It's a strange sensation to be starting my holiday time from my "normal" job. A slightly new sensation to have two weeks off and not have to think about what awaits and will be pending on my return. Strange to enter into the rhythm normal people in Norway live their lives by. I am not fully immersed, choosing two weeks as opposed to four, but it is a start.
And that is why I find myself at the airport. Sat in a very comfy sofa eating a raisin bun and drinking a latte that was made by pushing a button, I am packed and ready to pop for a long weekend to England. Might sound very flashy, but it's not really. It's simply a time to visit a few good friends.
As I sit here reflecting (airports are really good for that), I am thinking back to the past 6 weeks in what is now my permanent job. Six very good, but also challenging weeks. A time of figuring out what it means to be allowed into the lives of those who are in vulnerable places of their journeys, and help them look ahead with hope.
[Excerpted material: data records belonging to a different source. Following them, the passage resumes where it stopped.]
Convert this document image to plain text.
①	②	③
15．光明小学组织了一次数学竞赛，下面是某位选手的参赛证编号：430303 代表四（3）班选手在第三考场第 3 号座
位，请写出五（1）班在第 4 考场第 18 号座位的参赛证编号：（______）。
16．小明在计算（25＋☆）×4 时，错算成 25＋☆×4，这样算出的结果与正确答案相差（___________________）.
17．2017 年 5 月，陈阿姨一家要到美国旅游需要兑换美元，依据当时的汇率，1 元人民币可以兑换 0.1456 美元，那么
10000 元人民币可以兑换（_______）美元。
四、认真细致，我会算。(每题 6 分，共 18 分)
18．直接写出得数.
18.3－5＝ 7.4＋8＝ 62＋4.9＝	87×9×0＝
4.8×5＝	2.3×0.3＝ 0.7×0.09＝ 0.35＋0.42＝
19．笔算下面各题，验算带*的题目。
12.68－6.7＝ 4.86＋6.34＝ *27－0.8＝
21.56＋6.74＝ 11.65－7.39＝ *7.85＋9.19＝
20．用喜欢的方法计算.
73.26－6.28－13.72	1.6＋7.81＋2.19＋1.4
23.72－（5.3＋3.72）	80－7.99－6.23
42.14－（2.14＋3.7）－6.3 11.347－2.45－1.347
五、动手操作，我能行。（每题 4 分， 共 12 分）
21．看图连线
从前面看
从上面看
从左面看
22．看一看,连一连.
I love to see it as "being guests" in someone else's life, because it implies such huge amounts of respect and honour are required and expected. And these people deserve respect and need to be honoured and encouraged. And sometimes they need to be pointed to hope and value because they see none.
I am thankful that I get to spend my time making a difference in lives; no matter how small and slow progress is made. Because people are always worth fighting for and the world is changed one person at time.
I expect these weeks to be interspersed with reflections... Different from stressing and deeper then just going through the motions of every day life. And I know that as I walk with others that I too am impacted, and as I allow these new people, who are now part of my life, into my heart, that ultimately I am also changed for the better.